I have an app with some specs written into minitest. As usual, I start them using rake
.
Because some times I got a random results, my specs can pass one time, and fail an other time.
In this case, I can keep the sequence number and replay it later, after fixing.
Because I have this kind of tests (with a random result), I generally run rake
many time, just to be sure that the app is okay.
I would like to know if there is a nice way to perform multiple rake
tests (100 times for example), and stop them if there any failure or any error?

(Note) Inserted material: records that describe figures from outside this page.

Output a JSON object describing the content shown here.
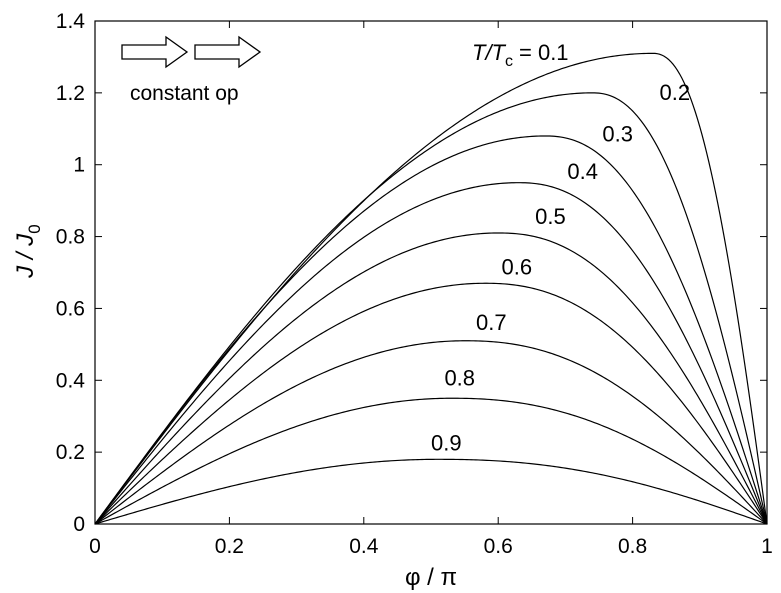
{
  "chart_data": {
    "type": "line",
    "title": "",
    "xlabel": "φ / π",
    "ylabel_main": "J / J",
    "ylabel_sub": "0",
    "xlim": [
      0,
      1
    ],
    "ylim": [
      0,
      1.4
    ],
    "xticks": [
      "0",
      "0.2",
      "0.4",
      "0.6",
      "0.8",
      "1"
    ],
    "xtick_values": [
      0,
      0.2,
      0.4,
      0.6,
      0.8,
      1
    ],
    "yticks": [
      "0",
      "0.2",
      "0.4",
      "0.6",
      "0.8",
      "1",
      "1.2",
      "1.4"
    ],
    "ytick_values": [
      0,
      0.2,
      0.4,
      0.6,
      0.8,
      1,
      1.2,
      1.4
    ],
    "grid": false,
    "legend_prefix": {
      "T_main": "T/T",
      "T_sub": "c",
      "eq": "= 0.1"
    },
    "annotation": {
      "text": "constant op",
      "icon": "double-arrow-icon"
    },
    "series": [
      {
        "label": "0.1",
        "peak_x": 0.83,
        "peak_y": 1.31,
        "label_x": 0.6,
        "label_y": 1.335
      },
      {
        "label": "0.2",
        "peak_x": 0.74,
        "peak_y": 1.2,
        "label_x": 0.84,
        "label_y": 1.18
      },
      {
        "label": "0.3",
        "peak_x": 0.67,
        "peak_y": 1.08,
        "label_x": 0.755,
        "label_y": 1.065
      },
      {
        "label": "0.4",
        "peak_x": 0.63,
        "peak_y": 0.95,
        "label_x": 0.703,
        "label_y": 0.96
      },
      {
        "label": "0.5",
        "peak_x": 0.6,
        "peak_y": 0.81,
        "label_x": 0.655,
        "label_y": 0.835
      },
      {
        "label": "0.6",
        "peak_x": 0.58,
        "peak_y": 0.67,
        "label_x": 0.605,
        "label_y": 0.695
      },
      {
        "label": "0.7",
        "peak_x": 0.55,
        "peak_y": 0.51,
        "label_x": 0.567,
        "label_y": 0.54
      },
      {
        "label": "0.8",
        "peak_x": 0.53,
        "peak_y": 0.35,
        "label_x": 0.52,
        "label_y": 0.385
      },
      {
        "label": "0.9",
        "peak_x": 0.51,
        "peak_y": 0.18,
        "label_x": 0.5,
        "label_y": 0.205
      }
    ]
  }
}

I created a dummy test with random result to simulate your situation:
#store it as file 'testcase.rb'
gem 'test-unit'
require 'test/unit'
class X < Test::Unit::TestCase
def test_1
num = rand(10)
assert_true( num < 5, "Value is #{num}")
end
end
The following task calls the test 10 times and stops after the first failure:
TEST_REPETION = 10
task :test do
TEST_REPETION.times{
stdout = `ruby testcase.rb`
if stdout =~ /\d+\) Failure/
puts "Failure occured"
puts stdout
exit
else
puts 'Tests ok'
end
}
end
For real usage I would adapt some parts:
- Instead
puts 'Tests ok'
define a counter to see how often the test was succussfull
- Instead
puts stdout
you may store the result in a result file?
I think you should think again about your test, not about the test call. A test with a random result looks wrong for me.
What's the random factor in your test? Can you write a mock-element for the random factor and repeat the test with different values for the mock-element. So you get a "complete" test.